Rasanya memang sakit, tapi tak seberapa dibandingkan rasa sakit yang diderita oleh Anna.
Elina dan mama datang untuk menjenguk. Mereka bergegas menghampiri Logan yang masih menghukum dirinya sendiri. Elina meraih pundak Logan, mencoba mencegah perbuatan Logan dengan dibantu oleh mama.
"Logan, apa yang terjadi, Nak?" tanya Elina, suaranya bergetar, air matanya siap tumpah.
"Tolong berhenti, Nak Logan. Kepala kamu berdarah," timpal ibu mertuanya, tampak cemas.
Akhirnya, Elina berhasil membawa Logan dalam pelukannya. Kakinya seakan melemas, perlahan jatuh terduduk sambil menangis sejadi-jadinya.
"Ini salahku, ini salahku, Ma. Kalau aja aku hati-hati bawa mobil ... kalau aja waktu itu aku memutuskan untuk menginap di rumah mama Rina, mungkin kami tidak kehilangan bayi kami, Ma."
Mama mendengar suara jeritan Anna. Ternyata, Anna sudah sadar dan mengetahui bahwa dirinya telah keguguran.
Elina dan mama saling memandang, memberi isyarat. Lalu, mama masuk ke dalam ruang inap Anna, melihat anaknya tengah terisak setelah lelah menangis.
Mama mendekat dengan air mata tertahan. Ia memandang iba, hening sesaat, sebelum ia memanggil namanya dengan getir.
"Anna...."
Anna mengangkat wajahnya, lalu meraih tubuh mama, dan mendekapnya. "Ma, itu bohong, 'kan? Aku nggak keguguran, 'kan? Bayi ... bayiku baik-baik aja kan, Ma?"
Tangis mama pecah. Lidah ini rasanya membeku untuk menjawab pertanyaan-pertanyaan pahit itu.
"Ma, tolong jawab, Ma...."
Mama tak sanggup. Ia mengelus lembut punggungnya, hanya dapat menjawab, "Nak, kamu tenang dulu, ya?"
Anna langsung melepas pelukannya, gusar. "Kenapa Mama sama aja kayak Logan? Kenapa nggak ada yang jujur?"

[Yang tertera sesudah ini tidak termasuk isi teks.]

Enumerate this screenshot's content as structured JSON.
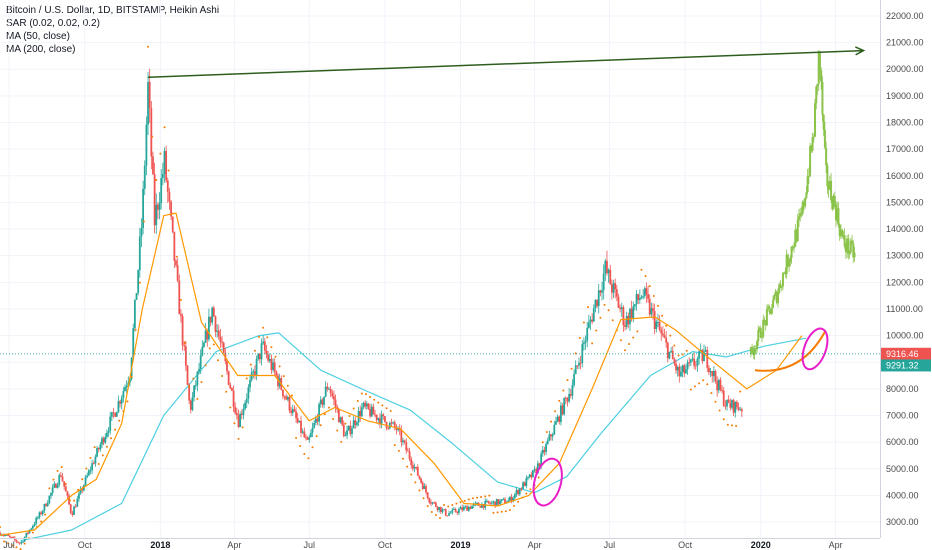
{
  "legend": {
    "title": "Bitcoin / U.S. Dollar, 1D, BITSTAMP, Heikin Ashi",
    "sar": "SAR (0.02, 0.02, 0.2)",
    "ma50": "MA (50, close)",
    "ma200": "MA (200, close)"
  },
  "colors": {
    "up": "#26a69a",
    "down": "#ef5350",
    "projection": "#8bc34a",
    "sar": "#f57c00",
    "ma50": "#ff9800",
    "ma200": "#4dd0e1",
    "trendline": "#2e5e1e",
    "circle": "#e91ec9",
    "price_line": "#26a69a",
    "badge_red": "#ef5350",
    "badge_green": "#26a69a"
  },
  "price_badges": {
    "red": "9316.46",
    "green": "9291.32"
  },
  "chart_data": {
    "type": "candlestick",
    "title": "Bitcoin / U.S. Dollar, 1D, BITSTAMP, Heikin Ashi",
    "x_ticks": [
      "Jul",
      "Oct",
      "2018",
      "Apr",
      "Jul",
      "Oct",
      "2019",
      "Apr",
      "Jul",
      "Oct",
      "2020",
      "Apr"
    ],
    "y_ticks": [
      3000,
      4000,
      5000,
      6000,
      7000,
      8000,
      9000,
      10000,
      11000,
      12000,
      13000,
      14000,
      15000,
      16000,
      17000,
      18000,
      19000,
      20000,
      21000,
      22000
    ],
    "y_tick_labels": [
      "3000.00",
      "4000.00",
      "5000.00",
      "6000.00",
      "7000.00",
      "8000.00",
      "9000.00",
      "10000.00",
      "11000.00",
      "12000.00",
      "13000.00",
      "14000.00",
      "15000.00",
      "16000.00",
      "17000.00",
      "18000.00",
      "19000.00",
      "20000.00",
      "21000.00",
      "22000.00"
    ],
    "ylim": [
      2400,
      22600
    ],
    "x_range": [
      "2017-06-20",
      "2020-05-25"
    ],
    "last_price": 9316.46,
    "price_series": [
      [
        "2017-06-20",
        2600
      ],
      [
        "2017-07-15",
        2200
      ],
      [
        "2017-08-10",
        3400
      ],
      [
        "2017-09-02",
        4800
      ],
      [
        "2017-09-15",
        3300
      ],
      [
        "2017-10-20",
        5900
      ],
      [
        "2017-11-10",
        7400
      ],
      [
        "2017-11-25",
        8600
      ],
      [
        "2017-12-10",
        14500
      ],
      [
        "2017-12-17",
        19300
      ],
      [
        "2017-12-25",
        14300
      ],
      [
        "2018-01-06",
        16500
      ],
      [
        "2018-02-06",
        7200
      ],
      [
        "2018-03-05",
        11000
      ],
      [
        "2018-04-06",
        6800
      ],
      [
        "2018-05-05",
        9600
      ],
      [
        "2018-06-29",
        5900
      ],
      [
        "2018-07-24",
        8200
      ],
      [
        "2018-08-14",
        6200
      ],
      [
        "2018-09-04",
        7300
      ],
      [
        "2018-10-15",
        6500
      ],
      [
        "2018-11-25",
        3800
      ],
      [
        "2018-12-15",
        3300
      ],
      [
        "2019-01-15",
        3600
      ],
      [
        "2019-03-01",
        3800
      ],
      [
        "2019-04-02",
        4900
      ],
      [
        "2019-05-15",
        8000
      ],
      [
        "2019-06-26",
        12500
      ],
      [
        "2019-07-20",
        10500
      ],
      [
        "2019-08-10",
        11600
      ],
      [
        "2019-09-24",
        8500
      ],
      [
        "2019-10-25",
        9300
      ],
      [
        "2019-11-20",
        7400
      ],
      [
        "2019-12-10",
        7300
      ]
    ],
    "projection_series": [
      [
        "2019-12-20",
        9300
      ],
      [
        "2020-01-20",
        11500
      ],
      [
        "2020-02-20",
        14500
      ],
      [
        "2020-03-05",
        17500
      ],
      [
        "2020-03-12",
        20600
      ],
      [
        "2020-03-20",
        16000
      ],
      [
        "2020-04-01",
        14800
      ],
      [
        "2020-04-10",
        13500
      ],
      [
        "2020-04-25",
        13000
      ]
    ],
    "ma50": [
      [
        "2017-06-20",
        2500
      ],
      [
        "2017-08-01",
        2700
      ],
      [
        "2017-09-15",
        4000
      ],
      [
        "2017-10-15",
        4600
      ],
      [
        "2017-11-15",
        6700
      ],
      [
        "2017-12-10",
        11000
      ],
      [
        "2018-01-05",
        14500
      ],
      [
        "2018-01-20",
        14600
      ],
      [
        "2018-02-20",
        10500
      ],
      [
        "2018-04-05",
        8500
      ],
      [
        "2018-05-20",
        8500
      ],
      [
        "2018-07-01",
        6800
      ],
      [
        "2018-08-01",
        7300
      ],
      [
        "2018-09-10",
        6800
      ],
      [
        "2018-10-20",
        6500
      ],
      [
        "2018-11-30",
        5200
      ],
      [
        "2019-01-05",
        3700
      ],
      [
        "2019-02-15",
        3600
      ],
      [
        "2019-03-25",
        4000
      ],
      [
        "2019-05-01",
        5200
      ],
      [
        "2019-06-10",
        8000
      ],
      [
        "2019-07-15",
        10600
      ],
      [
        "2019-08-25",
        10700
      ],
      [
        "2019-09-20",
        10200
      ],
      [
        "2019-11-05",
        9000
      ],
      [
        "2019-12-15",
        8000
      ],
      [
        "2020-01-20",
        8700
      ],
      [
        "2020-02-20",
        10000
      ]
    ],
    "ma200": [
      [
        "2017-07-15",
        2300
      ],
      [
        "2017-09-15",
        2700
      ],
      [
        "2017-11-15",
        3700
      ],
      [
        "2018-01-05",
        7000
      ],
      [
        "2018-03-10",
        9400
      ],
      [
        "2018-05-01",
        10000
      ],
      [
        "2018-05-25",
        10100
      ],
      [
        "2018-07-15",
        8700
      ],
      [
        "2018-09-10",
        7900
      ],
      [
        "2018-11-01",
        7200
      ],
      [
        "2018-12-20",
        6000
      ],
      [
        "2019-02-15",
        4500
      ],
      [
        "2019-04-01",
        4100
      ],
      [
        "2019-05-10",
        4700
      ],
      [
        "2019-06-20",
        6300
      ],
      [
        "2019-08-20",
        8500
      ],
      [
        "2019-10-10",
        9400
      ],
      [
        "2019-11-20",
        9200
      ],
      [
        "2020-01-05",
        9600
      ],
      [
        "2020-02-25",
        9900
      ]
    ],
    "trendline": {
      "start": [
        "2017-12-17",
        19700
      ],
      "end": [
        "2020-05-05",
        20700
      ]
    },
    "annotations": [
      {
        "type": "circle",
        "center": [
          "2019-04-17",
          4500
        ],
        "rx_days": 16,
        "ry_value": 900
      },
      {
        "type": "circle",
        "center": [
          "2020-03-07",
          9500
        ],
        "rx_days": 13,
        "ry_value": 800
      }
    ]
  }
}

Dokter dan suster menghela napas iba. Mereka juga menyesal menyampaikan hal itu, tapi tidak ada pilihan lain selain menyatakannya.
Rasa frustrasinya membuat Anna kehilangan akal. Tangisannya meraung-raung seraya memegangi kepalanya. "Nggak! Nggak! NGGAK MUNGKIN!"
__ADS_1
Seusai menjerit, tubuh Anna melemas, perlahan ia tergolek di atas ranjang. Mama panik, dokter dan suster bergegas mendekat untuk memeriksa keadaannya.[]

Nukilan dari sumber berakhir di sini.